Unfortunately.. I cannot provide a working example because this invovles a table of 120 million rows in 10 partitions. When specifing an 11 month date range over this data, a partitioned index is used which causes the query to time out. A hint for a full table scan causes it to finish in 10 minutes. Lower date ranges go with the full table scan. All the forums I've posted on indicates this is usually a sign that the optimizer is making a bad decision on the statistics. The statitics are fresh after the last data load. Do you have any kind of methodology to track down why the optimizer would be making a bad choice? We rebuilt the index, recomputed stats, and the optimizer used the index scan (the bad plan) even MORE often under more circumstances.

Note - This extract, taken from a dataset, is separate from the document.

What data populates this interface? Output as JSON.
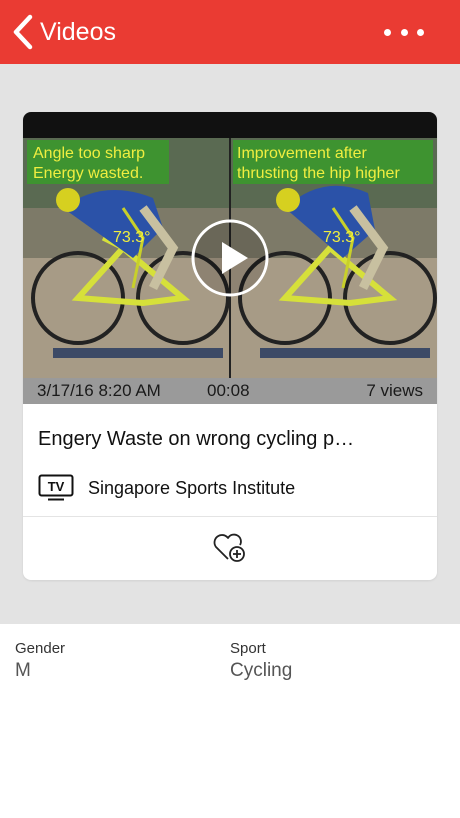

The optimizer makes the wrong choice not because statistics are "bad", but because estimating cardinalities can be *very* difficult.
Consider a situation like this - you have a table that has a persons month of birth. This table also has their zodiac sign in it as well.
If you gather statistics - the optimizer will know very well that 1/12th of the people in that table were born in December (assuming a uniform distribution of course, which we will).
If you gather statistics - the optimizer will know very well that 1/12th of the people in that table are Pisces (assuming that same uniform distribution).
Now, assume there are 10,000,000 rows in this table.
where month_of_birth = 'dec' will be estimated to return about 833,333 records.
where zodiac_sign = 'Pisces' will be estimated to return about 833,333 records.
What will "where month_of_birth = 'dec' and zodiac_sign = 'Pisces'" be estimated at?
Well, the optimizer knows A LOT about month_of_birth, it knows A LOT about zodiac_size. It knows (in 10g and before, and in 11g by default) NOTHING about the two together.
So, it will use basic statistics, assume that the two predicates are independent of each other and estimate that 1/12th * 1/12th of the data or about 70,000 records will be returned.
Now, if the optimizer guesses 70,000 records and you've partitioned the data by month of birth (for example), that is a lot of the records in that partition. The optimizer is going to full scan probably - not use an index.
But you know and I know that there are really 0 records because all of us Pisces were born in Feb or Mar - not Dec. So, we get the wrong plan.
At a high level - that is what is going on here. There is an incorrect cardinality estimate happening.
In current releases, we have tons of ways to diagnose this and correct for it. The SQL Monitor in 11g displays the estimated versus actual cardinalities for a query - allowing you to quickly see "where did it go wrong". And then you have many tools to attempt to correct it - from SQL Profiles to Extended statistics (in 11g - you could gather stats on month_of_birth AND zodiac_sign *together*, we'd know that there are no records and estimate the cardinality to be 1 - no 70k).
In 9i, you have to do a lot of the work yourself and your toolset for fixing it is much smaller.
What you'd need to do is get the plan with the estimated cardinalities (get it from v$sql, not from explain plan - dbms_xplan can be used to extract it from v$sql - if you have access to my book Effective Oracle by Design - I show exactly how to do this, it is pretty easy). Then, you would either need to
a) use your knowledge of what the REAL cardinalities are
b) get a tkprof that shows you the real cardinalities from executing the query
to figure out where the estimate is going bad. And then - apply some corrective action to 'fix' it.
Perhaps that means getting histograms on that column.
Perhaps that means getting local partition statistics instead of global.
Perhaps that means collecting global statistics instead of letting us roll them up (prior to 11g, the number of distinct values in the default global statistics could be way off - which would throw off cardinality estimates in a big way)
Perhaps that means using dynamic sampling
http://www.oracle.com/technetwork/issue-archive/2009/09-jan/o19asktom-086775.html (works best if you don't use binds - which if this is a long running, as it is, it would be OK to not bind in this case)
But it will always go back to "estimated versus actual" cardinalities when tracking these things down.